Samstagabend, Black-Tie-Dinner mit Freunden im Haus der Lotbinières. Veronicas Mann Giles schenkt Rosé-Champagner an die Gäste aus, unter dem Flügel liegt ein ausgestopfter Tiger, den der Großvater geschossen hat. Im Wintergarten gibt es später von Giles Geschossenes: Ente, am hauseigenen See erlegt, leicht zäh. Dazu light conversation, perlend und fein, wie sie wohl nur die britische Oberschicht beherrscht. Alle bemühen sich, mich ins Gespräch einzubeziehen, niemand gibt mir das Gefühl, ein Fremder zu sein.

Henry Beddingfield, den ich schon nachmittags beim Tee kennengelernt habe, fragt mich, ob es bei uns auch üblich sei, sich in Abendgarderobe zum Essen zu treffen. Ich (Leihsmoking, drei Tage für 125 Euro) gestehe ihm, dass so etwas in meinen Kreisen eher selten vorkommt. Never mind. Henry plaudert über seinen Smoking, den er von seinem Vater übernommen hat. Der Vater ist übrigens 94, der Anzug wurde vermutlich in den späten 1930ern geschneidert und sieht am Spiegelrevers leicht abgewetzt aus. Kein Wunder, denn Henry, königlicher Herold, Bewohner von Oxburgh Hall, 600 Jahre Familiengeschichte, hat nach eigenen Angaben ungefähr 165-mal in diesem Smoking gesteckt. Ich dagegen habe erst dreimal einen getragen. So verschieden sind unsere Welten.

Beim Dessert berichtet mir meine Nachbarin zur Rechten, dass es einmal im Jahr einen Ball gebe, bei dem man ein Diadem aufsetzen dürfe. Dann müsse sie sich entscheiden. Denn sie habe die Wahl zwischen dem Diadem ihrer Mutter und dem ihrer Schwiegermutter. Sie erzählt das beiläufig und kein bisschen snobby – so, als handele es sich lediglich darum, zwischen zwei Sommerkleidern auszusuchen.

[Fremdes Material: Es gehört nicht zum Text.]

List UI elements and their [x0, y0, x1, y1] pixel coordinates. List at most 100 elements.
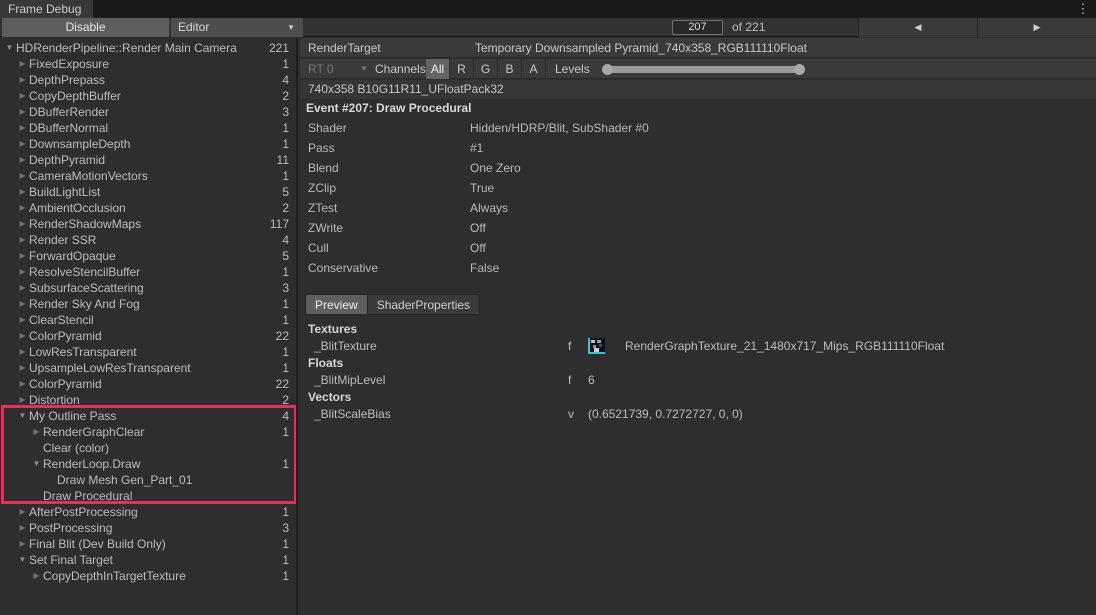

Als ich um Mitternacht im Bett liege, grüne Samtkissen mich umringen und die Matratzenheizung gegen den aufziehenden englischen Herbst anwärmt, muss ich an meinen alten Englischlehrer denken. Im Gegensatz zu ihm habe ich einen unverkennbar deutschen Akzent – und eine große Schwäche für diese bloodsuckers, die über tausend Jahre Geschichte plaudern, als sei sie eben erst vergangen. Die das Kunststück vollbringen, sich dem Heute anzupassen und das Gestern zu bewahren. Sorry, Mister Knaup.